Key takeaway: If you want seven VW seats for the least money and don’t mind tech from a year or two back, the run-out Tiguan Allspace 1.4 TSI Life DSG is the logical pick.
Design & Exterior
The proportions still work
Stretching 4 670 mm nose-to-tail, 1 866 mm wide, and 1 665 mm tall on a 2 791 mm wheelbase, this is the Tiguan that should’ve been standard from launch. The extra length is found between the rear door and wheel arch, but you’ll only notice parked next to the shorty. Low-key looks, and I’m all for it in a segment where every second Chinese SUV is trying to blind you with chrome.
Wheels matter more than you think
Standard Life spec gets you 18-inch alloys. Stick with them. The Black Style Pack’s 20-inch wheels and panoramic roof sound tempting, but on battered Joburg tar, those big rims turn a decent ride into a fidgety one. LED headlights, roof rails, and chrome window lines are standard-issue. It looks upmarket enough for the school drop without any box-ticking.
Cabin & Practicality
Materials and controls
The VW cabin recipe hasn’t soured. Soft-touch up top, satin-effect trim, a properly sharp 10.25-inch digital cluster, and an 8.0-inch touchscreen with App-Connect. Below that, the climate sliders divide opinion. I watched a passenger poke at the fan icon three times, searching for a button that doesn’t exist - fair frustration. At least the steering wheel still has physical buttons, unlike some of VW’s recent efforts.
Seven seats, honestly assessed
Third row flips up with one pull, drops flat just as quick. It's kid-sized, let's not kid ourselves. My nine-year-old nephew survived a Pretoria to Hartbeespoort jaunt in row three, but anyone 1.85 m won’t be happy for long. Treat the seven-seat claim as “school run with a few extras,” not a cross-country seven-up solution.
Boot space, by configuration
- All seven seats up: about 230 litres - fine for a handful of school bags, forget a Checkers run.
- Third row folded: around 700 litres - that’s real family-hauling space.
- Five-seat mode with row three out: about 760 litres.

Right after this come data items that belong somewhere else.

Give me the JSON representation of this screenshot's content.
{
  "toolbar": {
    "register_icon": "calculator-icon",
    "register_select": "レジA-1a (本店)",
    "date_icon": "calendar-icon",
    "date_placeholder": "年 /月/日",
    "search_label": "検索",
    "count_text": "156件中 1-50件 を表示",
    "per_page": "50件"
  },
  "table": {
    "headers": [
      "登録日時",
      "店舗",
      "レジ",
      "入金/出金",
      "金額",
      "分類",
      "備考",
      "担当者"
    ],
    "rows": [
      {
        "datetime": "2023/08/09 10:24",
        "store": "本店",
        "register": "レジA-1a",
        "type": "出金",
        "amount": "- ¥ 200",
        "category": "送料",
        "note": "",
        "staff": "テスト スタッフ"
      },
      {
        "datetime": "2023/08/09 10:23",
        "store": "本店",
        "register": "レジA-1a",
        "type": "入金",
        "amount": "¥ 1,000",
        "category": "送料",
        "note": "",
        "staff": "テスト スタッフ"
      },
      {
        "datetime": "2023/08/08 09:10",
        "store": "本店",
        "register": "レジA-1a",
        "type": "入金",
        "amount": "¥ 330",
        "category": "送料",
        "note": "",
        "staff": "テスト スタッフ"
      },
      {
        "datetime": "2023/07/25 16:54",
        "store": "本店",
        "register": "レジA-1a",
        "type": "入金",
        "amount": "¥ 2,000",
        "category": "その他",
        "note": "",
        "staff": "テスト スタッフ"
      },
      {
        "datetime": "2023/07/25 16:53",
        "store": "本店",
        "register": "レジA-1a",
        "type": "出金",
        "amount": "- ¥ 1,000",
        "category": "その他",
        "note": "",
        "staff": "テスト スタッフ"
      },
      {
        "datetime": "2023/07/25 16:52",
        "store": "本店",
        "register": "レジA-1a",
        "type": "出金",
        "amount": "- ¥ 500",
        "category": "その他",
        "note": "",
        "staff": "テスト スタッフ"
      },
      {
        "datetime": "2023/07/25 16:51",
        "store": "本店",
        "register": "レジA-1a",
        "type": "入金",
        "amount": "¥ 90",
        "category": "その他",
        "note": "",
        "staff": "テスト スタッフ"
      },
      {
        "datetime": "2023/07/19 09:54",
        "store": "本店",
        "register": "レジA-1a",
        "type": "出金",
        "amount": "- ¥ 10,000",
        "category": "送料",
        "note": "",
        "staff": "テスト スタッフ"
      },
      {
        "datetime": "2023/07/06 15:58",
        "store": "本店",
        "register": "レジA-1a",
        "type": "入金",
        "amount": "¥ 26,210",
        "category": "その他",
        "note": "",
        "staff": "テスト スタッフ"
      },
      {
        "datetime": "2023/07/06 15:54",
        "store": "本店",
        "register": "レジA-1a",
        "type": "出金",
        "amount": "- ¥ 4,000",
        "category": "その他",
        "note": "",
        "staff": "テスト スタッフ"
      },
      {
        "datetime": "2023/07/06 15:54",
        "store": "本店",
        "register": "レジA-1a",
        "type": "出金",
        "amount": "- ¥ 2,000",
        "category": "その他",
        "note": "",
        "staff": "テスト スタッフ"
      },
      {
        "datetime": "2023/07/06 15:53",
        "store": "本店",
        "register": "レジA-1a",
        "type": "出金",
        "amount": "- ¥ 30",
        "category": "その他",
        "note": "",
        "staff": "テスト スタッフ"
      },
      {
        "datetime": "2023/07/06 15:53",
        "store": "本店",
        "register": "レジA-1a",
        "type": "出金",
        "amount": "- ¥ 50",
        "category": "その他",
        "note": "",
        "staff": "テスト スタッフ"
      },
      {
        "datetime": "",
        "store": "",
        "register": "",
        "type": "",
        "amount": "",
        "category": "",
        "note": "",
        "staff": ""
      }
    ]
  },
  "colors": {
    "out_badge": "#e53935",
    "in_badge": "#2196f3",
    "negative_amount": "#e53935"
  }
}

Boot space is why people come looking for an Allspace at Barons or Hatfield VW. With the third row down, the floor is flat and usable. ISOFIX mounts are ready for car seats on the outer second-row spots.
On the Road
The 1.4 TSI, in context
112 kW and 250 Nm from the 1.4 TSI, all to the front wheels via a seven-speed DSG. At 1 545 kg, that’s not barnstorming for a seven-seater. On paper at least, you’re looking at about 56% less power than the segment’s heavy-hitters. But real life? It makes do. Joining the N1 north out of Midrand with three adults and bags, the DSG will hang onto third gear longer than I’d like before settling down. Once you’re at speed, it’s quiet and untroubled.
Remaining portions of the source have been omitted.